A new method to create insulin-producing cells could lead to a pioneering type 1 diabetes treatment, researchers have said.
Teams at the Washington University School of Medicine in St Louis and Harvard University say the new treatment relies on the person’s own stem cells to manufacture new cells that make insulin.
The findings are exciting because people with type 1 diabetes are unable to make their own insulin so they require regular insulin injections to control their blood sugar.
Researchers have managed to produce insulin-secreting cells from stem cells taken from people with type 1 diabetes, which could potentially mean injections may no longer be used.
They say tests carried out on mice show the new cells could produce insulin when they encountered sugar.
Lead author of the study Dr Jeffrey Millma, an assistant professor of medicine and of biomedical engineering at Washington University School of Medicine, said: “In theory, if we could replace the damaged cells in these individuals with new pancreatic beta cells – whose primary function is to store and release insulin to control blood glucose – patients with type 1 diabetes wouldn’t need insulin shots anymore.
“The cells we’ve manufactured sense the presence of glucose and secrete insulin in response. And beta cells do a much better job controlling blood sugar than diabetic patients can.”
Millman said more research is required in order to ensure the beta cells derived from people with type 1 diabetes are safe and do not cause tumours to develop. So far, there has been no evidence to suggest this is the case one year on since the cells were implanted.

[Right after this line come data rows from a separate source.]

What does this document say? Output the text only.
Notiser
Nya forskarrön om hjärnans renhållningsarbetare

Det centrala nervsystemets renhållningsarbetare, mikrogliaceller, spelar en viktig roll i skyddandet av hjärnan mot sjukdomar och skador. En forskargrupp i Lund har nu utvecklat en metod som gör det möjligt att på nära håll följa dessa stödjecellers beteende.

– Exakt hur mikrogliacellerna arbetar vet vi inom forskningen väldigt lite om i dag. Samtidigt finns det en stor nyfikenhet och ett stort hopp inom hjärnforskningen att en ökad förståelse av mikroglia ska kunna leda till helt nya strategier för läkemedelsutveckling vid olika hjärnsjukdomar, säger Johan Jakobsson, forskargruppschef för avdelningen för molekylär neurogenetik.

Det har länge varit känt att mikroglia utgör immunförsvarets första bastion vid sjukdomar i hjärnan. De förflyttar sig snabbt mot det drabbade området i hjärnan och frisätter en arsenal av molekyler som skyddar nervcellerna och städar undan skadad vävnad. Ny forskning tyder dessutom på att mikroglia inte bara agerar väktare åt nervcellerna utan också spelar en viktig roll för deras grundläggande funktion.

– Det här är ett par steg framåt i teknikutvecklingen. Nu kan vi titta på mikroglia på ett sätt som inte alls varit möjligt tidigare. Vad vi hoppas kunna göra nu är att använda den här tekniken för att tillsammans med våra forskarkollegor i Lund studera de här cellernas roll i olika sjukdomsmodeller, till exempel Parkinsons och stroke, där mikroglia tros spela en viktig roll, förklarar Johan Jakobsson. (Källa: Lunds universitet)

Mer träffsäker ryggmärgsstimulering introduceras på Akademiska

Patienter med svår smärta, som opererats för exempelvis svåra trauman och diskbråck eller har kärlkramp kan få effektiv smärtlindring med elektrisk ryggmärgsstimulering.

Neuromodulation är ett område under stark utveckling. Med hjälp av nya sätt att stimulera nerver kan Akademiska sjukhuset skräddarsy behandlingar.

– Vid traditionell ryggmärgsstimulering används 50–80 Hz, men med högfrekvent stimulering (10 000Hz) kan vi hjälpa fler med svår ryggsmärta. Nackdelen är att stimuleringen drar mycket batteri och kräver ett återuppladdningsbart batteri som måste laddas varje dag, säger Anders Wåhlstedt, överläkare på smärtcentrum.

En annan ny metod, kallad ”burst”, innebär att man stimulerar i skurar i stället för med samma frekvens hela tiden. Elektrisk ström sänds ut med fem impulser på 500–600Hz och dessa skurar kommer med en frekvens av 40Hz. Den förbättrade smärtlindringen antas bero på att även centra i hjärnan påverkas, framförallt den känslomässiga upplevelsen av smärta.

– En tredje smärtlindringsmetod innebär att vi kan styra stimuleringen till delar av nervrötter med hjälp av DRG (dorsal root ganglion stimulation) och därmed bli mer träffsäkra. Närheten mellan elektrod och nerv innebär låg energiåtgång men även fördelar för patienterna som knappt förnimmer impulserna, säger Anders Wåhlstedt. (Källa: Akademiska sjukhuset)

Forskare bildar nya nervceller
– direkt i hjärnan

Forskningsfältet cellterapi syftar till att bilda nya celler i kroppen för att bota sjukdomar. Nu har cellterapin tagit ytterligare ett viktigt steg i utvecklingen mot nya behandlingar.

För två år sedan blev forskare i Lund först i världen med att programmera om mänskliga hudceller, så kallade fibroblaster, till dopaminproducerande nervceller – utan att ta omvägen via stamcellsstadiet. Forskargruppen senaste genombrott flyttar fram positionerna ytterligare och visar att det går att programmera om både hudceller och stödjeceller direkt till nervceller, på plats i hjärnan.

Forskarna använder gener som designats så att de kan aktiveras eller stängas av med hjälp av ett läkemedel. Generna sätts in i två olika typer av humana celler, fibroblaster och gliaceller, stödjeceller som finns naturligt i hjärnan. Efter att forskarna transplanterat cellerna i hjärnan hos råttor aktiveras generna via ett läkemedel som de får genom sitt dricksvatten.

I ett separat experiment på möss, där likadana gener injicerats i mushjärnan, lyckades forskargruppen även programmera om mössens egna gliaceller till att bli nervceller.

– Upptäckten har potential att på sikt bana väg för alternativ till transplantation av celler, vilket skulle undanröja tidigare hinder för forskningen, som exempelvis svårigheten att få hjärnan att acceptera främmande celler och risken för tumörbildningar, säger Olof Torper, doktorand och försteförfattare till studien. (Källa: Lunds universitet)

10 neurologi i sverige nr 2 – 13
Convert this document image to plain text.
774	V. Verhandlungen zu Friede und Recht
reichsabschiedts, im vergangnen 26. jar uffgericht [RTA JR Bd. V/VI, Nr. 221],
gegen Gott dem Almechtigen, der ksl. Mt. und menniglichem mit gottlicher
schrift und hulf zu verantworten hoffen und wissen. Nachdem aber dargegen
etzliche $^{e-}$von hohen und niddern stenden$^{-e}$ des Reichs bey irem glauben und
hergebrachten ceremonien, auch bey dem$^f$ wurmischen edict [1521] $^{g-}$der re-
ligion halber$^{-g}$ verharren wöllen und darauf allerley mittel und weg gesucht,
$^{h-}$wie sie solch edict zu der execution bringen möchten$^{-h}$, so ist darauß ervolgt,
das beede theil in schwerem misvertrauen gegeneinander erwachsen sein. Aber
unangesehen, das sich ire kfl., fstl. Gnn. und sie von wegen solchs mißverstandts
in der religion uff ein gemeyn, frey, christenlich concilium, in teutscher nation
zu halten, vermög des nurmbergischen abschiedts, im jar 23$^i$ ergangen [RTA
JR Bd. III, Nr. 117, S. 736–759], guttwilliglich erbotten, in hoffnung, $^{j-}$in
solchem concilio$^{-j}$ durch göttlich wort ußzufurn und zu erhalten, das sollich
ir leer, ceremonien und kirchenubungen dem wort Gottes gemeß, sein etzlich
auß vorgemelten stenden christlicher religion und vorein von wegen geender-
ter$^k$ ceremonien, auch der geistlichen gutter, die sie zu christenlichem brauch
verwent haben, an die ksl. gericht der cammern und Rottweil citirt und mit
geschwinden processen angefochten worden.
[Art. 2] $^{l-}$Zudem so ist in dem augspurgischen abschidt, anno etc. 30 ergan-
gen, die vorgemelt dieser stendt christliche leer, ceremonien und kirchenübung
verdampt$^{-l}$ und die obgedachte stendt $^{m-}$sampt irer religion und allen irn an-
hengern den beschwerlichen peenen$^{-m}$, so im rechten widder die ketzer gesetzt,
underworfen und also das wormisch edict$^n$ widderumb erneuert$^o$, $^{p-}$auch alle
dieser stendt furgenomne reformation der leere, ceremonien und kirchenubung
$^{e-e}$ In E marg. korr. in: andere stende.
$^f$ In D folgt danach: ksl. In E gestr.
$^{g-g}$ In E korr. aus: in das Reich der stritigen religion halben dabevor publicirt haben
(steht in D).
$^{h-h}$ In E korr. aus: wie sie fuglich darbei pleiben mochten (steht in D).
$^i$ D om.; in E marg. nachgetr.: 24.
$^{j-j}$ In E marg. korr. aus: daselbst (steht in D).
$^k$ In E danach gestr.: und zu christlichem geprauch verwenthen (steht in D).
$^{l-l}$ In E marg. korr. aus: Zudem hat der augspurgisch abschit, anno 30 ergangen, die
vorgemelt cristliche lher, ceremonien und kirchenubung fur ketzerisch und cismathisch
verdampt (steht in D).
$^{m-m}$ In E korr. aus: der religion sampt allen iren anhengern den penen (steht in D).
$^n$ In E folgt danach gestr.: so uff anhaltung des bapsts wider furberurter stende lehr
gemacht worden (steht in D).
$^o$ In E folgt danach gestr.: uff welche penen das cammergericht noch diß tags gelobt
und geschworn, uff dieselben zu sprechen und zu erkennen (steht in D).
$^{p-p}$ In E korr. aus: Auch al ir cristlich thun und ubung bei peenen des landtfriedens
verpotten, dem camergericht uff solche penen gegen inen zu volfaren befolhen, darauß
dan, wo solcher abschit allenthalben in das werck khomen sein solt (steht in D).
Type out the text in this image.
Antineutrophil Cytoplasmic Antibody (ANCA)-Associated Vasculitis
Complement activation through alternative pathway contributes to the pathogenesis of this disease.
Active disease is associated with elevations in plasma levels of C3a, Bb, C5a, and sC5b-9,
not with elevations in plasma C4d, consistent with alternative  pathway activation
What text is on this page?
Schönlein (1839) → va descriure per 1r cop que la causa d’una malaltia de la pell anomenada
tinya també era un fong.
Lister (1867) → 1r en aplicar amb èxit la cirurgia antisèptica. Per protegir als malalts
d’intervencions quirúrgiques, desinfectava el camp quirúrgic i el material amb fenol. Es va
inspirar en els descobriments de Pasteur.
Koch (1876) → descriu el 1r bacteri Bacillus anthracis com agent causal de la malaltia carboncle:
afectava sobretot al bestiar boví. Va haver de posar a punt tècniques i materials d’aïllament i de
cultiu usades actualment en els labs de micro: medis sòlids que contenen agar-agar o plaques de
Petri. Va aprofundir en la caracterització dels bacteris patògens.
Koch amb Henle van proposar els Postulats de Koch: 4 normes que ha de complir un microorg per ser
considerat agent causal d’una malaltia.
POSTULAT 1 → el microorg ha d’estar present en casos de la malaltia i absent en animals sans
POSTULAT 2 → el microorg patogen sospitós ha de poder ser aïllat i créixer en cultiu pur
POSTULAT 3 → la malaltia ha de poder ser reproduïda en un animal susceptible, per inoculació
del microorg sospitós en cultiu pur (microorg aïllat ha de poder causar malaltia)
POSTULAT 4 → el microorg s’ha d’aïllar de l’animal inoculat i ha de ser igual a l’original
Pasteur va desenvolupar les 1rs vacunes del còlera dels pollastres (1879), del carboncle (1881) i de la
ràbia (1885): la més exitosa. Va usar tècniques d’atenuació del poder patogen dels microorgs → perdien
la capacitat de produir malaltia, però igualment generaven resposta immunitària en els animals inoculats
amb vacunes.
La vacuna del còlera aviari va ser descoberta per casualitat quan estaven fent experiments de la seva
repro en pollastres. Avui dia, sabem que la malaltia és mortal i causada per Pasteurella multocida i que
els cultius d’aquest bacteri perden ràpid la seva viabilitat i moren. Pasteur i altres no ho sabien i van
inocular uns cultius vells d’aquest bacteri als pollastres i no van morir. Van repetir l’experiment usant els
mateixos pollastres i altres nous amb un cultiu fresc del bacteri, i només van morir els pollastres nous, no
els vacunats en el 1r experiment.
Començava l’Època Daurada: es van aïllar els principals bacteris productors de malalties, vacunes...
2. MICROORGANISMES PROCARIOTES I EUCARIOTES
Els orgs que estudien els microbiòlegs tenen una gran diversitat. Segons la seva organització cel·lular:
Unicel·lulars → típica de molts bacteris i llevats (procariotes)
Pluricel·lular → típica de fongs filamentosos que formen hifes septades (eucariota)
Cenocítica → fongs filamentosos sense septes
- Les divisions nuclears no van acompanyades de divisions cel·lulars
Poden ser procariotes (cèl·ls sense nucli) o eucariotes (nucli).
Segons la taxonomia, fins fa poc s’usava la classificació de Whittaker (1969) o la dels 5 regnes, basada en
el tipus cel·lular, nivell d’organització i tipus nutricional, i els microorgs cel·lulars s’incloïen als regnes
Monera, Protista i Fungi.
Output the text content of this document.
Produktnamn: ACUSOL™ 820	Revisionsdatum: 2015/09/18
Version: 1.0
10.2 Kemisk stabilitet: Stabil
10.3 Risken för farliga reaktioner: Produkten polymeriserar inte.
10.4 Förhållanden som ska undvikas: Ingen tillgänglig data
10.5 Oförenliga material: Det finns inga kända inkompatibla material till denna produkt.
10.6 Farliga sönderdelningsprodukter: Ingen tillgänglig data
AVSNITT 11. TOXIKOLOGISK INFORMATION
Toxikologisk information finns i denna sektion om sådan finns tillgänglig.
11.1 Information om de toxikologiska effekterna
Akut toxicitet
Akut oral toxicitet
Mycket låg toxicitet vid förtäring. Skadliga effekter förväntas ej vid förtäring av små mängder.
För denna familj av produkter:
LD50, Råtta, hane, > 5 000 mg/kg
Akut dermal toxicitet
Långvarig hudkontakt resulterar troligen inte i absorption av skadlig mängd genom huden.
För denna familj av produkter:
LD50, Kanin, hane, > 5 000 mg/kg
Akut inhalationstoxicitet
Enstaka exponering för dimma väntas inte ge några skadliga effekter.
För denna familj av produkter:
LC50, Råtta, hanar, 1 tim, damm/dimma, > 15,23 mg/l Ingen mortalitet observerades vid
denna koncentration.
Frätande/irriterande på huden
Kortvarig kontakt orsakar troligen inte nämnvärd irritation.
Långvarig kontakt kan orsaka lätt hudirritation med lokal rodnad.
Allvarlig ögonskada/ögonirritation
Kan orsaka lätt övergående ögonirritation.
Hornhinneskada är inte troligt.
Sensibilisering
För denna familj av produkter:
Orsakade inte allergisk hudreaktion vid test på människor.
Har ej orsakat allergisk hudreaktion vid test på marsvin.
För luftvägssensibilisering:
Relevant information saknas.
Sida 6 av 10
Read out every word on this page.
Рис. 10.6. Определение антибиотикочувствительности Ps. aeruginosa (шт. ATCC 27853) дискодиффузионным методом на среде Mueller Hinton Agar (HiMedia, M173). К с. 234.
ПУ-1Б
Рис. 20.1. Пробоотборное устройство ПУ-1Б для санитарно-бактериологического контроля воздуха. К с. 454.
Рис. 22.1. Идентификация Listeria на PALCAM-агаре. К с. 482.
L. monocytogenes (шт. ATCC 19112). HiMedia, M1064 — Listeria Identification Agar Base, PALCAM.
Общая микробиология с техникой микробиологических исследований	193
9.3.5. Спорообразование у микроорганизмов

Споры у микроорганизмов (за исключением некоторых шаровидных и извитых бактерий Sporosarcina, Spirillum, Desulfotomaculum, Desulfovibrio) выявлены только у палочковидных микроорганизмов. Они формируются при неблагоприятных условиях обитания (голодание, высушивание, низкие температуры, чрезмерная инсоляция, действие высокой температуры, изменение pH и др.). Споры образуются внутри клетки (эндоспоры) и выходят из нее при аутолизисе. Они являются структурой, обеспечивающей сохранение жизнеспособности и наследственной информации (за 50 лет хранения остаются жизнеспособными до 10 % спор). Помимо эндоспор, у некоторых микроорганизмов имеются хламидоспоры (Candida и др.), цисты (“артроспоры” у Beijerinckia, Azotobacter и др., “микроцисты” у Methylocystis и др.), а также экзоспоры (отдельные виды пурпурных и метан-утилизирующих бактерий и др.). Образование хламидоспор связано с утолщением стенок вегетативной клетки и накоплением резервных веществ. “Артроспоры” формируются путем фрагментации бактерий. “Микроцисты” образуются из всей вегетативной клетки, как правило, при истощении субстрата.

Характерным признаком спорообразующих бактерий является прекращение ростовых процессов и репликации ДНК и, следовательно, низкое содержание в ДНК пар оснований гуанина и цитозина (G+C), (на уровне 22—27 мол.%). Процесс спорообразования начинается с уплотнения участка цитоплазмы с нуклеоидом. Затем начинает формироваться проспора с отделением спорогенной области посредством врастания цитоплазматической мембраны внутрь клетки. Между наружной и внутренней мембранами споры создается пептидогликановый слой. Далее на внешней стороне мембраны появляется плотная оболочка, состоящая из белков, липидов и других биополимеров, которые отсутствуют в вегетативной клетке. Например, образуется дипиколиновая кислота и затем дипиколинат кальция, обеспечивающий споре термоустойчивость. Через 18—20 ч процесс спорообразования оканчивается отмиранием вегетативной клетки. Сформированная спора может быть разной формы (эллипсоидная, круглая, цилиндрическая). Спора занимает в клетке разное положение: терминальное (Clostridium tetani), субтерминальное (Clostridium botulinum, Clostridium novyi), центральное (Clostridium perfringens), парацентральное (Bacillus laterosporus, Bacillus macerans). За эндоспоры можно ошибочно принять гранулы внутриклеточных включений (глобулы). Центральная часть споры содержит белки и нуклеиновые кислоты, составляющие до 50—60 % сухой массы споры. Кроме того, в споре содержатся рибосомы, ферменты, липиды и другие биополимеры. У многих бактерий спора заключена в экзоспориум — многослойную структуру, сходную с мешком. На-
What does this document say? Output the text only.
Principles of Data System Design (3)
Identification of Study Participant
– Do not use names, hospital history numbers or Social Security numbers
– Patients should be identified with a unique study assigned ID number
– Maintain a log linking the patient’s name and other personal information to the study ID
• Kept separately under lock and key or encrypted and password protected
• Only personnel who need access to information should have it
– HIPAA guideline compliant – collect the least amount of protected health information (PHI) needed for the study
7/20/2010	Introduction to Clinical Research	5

Millman added: “There had been questions about whether we could make these cells from people with type 1 diabetes. Some scientists thought that because the tissue would be coming from diabetes patients, there might be defects to prevent us from helping the stem cells differentiate into beta cells. It turns out that’s not the case.”
Millman said he thinks the stem cell-derived beta cells could be ready for human research in three to five years. The treatment would consist of implanting the cells under the skin of the people with diabetes patients.
For long-term treatment to be successful, the cells will still need to be protected from the autoimmune attack of type 1 diabetes or the implants will need to be carried out on a regular basis.
He said: “What we’re envisioning is an outpatient procedure in which some sort of device filled with the cells would be placed just beneath the skin.”
The research was published in the journal Nature Communications.